History of French savoir-faire

Leather/Leather Goods

Leather has always been one of France’s areas of excellence.

Cuir & Maroquinerie
©Alfredo Piola

The history of hides

The leather industry is one of the oldest in human history. However, it wasn’t until the 16th and 17th centuries, at the instigation of Colbert, that leather métiers took on a greater significance. France quickly became the largest producer of high-quality hides in Europe.

At the time, there were more than 5,000 tanning workshops, employing 30,000 to 40,000 people. Each town or village had its own tannery and one or more tanning mills to make the bark powder used for vegetable tanning.
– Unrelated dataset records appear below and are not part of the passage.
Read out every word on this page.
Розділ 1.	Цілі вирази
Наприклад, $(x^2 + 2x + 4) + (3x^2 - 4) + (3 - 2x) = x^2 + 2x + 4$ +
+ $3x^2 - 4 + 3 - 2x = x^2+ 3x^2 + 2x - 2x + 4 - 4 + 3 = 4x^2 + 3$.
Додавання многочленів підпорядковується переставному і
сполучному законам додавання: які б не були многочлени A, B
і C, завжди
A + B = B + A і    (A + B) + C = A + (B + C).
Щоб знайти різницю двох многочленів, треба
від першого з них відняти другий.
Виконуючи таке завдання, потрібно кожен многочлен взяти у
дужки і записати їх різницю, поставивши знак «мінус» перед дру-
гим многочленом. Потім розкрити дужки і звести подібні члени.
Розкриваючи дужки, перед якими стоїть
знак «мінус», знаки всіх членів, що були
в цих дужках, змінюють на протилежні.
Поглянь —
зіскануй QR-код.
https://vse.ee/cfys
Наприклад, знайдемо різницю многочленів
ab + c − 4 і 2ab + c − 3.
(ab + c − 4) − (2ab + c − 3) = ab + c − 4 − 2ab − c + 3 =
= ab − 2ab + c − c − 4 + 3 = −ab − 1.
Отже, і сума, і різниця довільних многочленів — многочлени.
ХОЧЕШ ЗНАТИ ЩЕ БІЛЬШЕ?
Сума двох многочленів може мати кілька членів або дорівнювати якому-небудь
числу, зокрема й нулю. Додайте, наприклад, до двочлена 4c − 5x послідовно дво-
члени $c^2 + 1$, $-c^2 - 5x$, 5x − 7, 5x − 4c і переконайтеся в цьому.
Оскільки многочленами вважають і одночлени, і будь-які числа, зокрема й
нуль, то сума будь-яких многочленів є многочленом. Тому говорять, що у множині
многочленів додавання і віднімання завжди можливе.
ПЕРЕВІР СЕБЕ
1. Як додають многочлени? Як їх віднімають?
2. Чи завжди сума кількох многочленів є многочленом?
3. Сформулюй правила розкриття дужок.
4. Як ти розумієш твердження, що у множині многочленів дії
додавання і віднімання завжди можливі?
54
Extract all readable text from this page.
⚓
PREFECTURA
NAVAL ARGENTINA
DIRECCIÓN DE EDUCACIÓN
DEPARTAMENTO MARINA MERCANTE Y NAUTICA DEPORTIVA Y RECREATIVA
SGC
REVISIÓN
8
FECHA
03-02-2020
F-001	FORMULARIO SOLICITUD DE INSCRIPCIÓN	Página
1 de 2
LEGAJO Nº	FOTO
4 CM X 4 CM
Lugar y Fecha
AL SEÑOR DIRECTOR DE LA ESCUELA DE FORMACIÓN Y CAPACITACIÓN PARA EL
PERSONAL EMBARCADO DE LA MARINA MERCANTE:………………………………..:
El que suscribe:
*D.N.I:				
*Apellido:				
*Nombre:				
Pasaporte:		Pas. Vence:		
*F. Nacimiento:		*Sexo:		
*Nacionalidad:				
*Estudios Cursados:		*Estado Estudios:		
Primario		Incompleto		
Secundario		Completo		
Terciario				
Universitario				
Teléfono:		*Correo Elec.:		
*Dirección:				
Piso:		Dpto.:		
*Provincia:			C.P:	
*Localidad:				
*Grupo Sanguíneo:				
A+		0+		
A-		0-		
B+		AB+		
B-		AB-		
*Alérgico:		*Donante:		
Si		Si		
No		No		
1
In those days, leather was the only material that was both supple and hard-wearing, so it was used very frequently and to make numerous objects. 

As leather had many possible uses, a royal leather manufacturing complex was created in 1749. The 18th century saw the considerable development of luxury items. However, the French term maroquinerie (leather goods) only appeared in the 19th century when the wallet was created in 1835. It came from the term “maroquin”, meaning leather from the hides of billy goats and nanny goats, the tanning of which was allegedly invented in Morocco.

Over the centuries, this industry benefited from various patents, including one for quicker tanning by chemist Armand Seguin. Before World War II, leather represented the third most important industry after metalwork and textiles.

A hard-wearing material

Faced with the onslaught of plastic, the leather industry had to make some adjustments. Like a chameleon, it adapted to trends, developing waxed, scarified, patent, pleated and printed effects. Hides were made lighter and blended with other materials. The industry also began its commitment to protecting the environment. 

With hand stitching and the patina that develops with age, now more than ever, leather remains synonymous with French luxury.